Abends wurde es dann spannend! Als ich zurückkehrte standen zwei neue Zelte auf dem Platz. Etwa hundert Meter links von mir stand dass Zelt einer Familie mit ungefähr 10 Jahre altem Sohn und weiter geradeaus das Zelt eines älteren Radlers, der hin und wieder mal in meine Richtung schaute. Alle Zelte standen soweit auseinander, dass selbst rufen nicht ausgereicht hätte, den anderen zu verstehen. Die Initiative zur Kontaktaufnahme übernahm der 10 jährige Junge. Er lief zwischen den Zelten hin und her und berichtete offen, was er wieder an neuem erfahren hatte. So wussten wir inzwischen, dass wir alle Deutsche waren. Irgendwann wurde die Spannung so groß, dass wir es nicht mehr aushielten. Ich lief dem älteren Radler und er mir auf dem Rasen entgegen. So lernte ich Guntram Stolz aus Berlin kennen. Kurz zuvor hatte ich meine Kartoffeln aufgesetzt, wir setzten uns zusammen auf die Bank und quatschten ein wenig darüber, wo wir herkamen und welche Erlebnisse uns beeindruckt hatten.
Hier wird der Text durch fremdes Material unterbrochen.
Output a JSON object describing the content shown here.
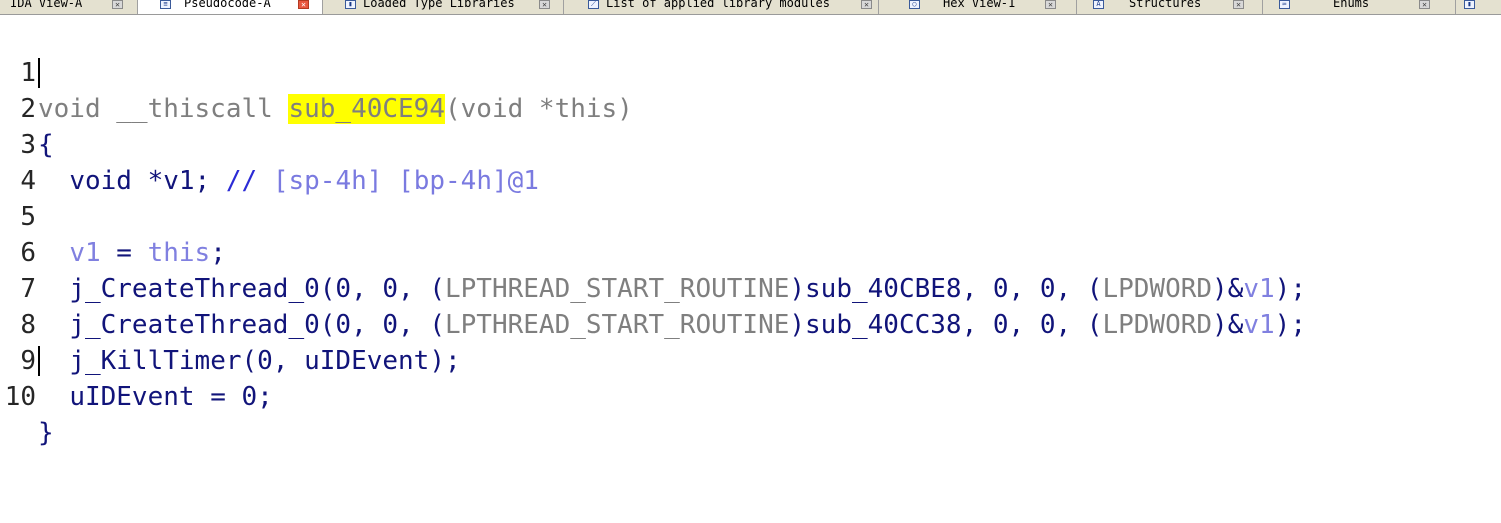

Ich lud Guntram zum Kartoffeln essen ein, er holte etwas Speck und Butter aus seinem Zelt dazu und das war dann die Einleitung zu einem unheimlich netten Abend. Wir unterhielten uns solange mit einander, bis wir die aufziehende abendliche Kälte nicht mehr ertragen konnten. Guntram war schon in Kanada und Amerika mit dem Rad unterwegs gewesen, hatte aber auf Island sein Radreiseland gefunden. Ich war beeindruckt von seinen Erzählungen und freute mich, einen so netten Menschen kennen gelernt zu haben.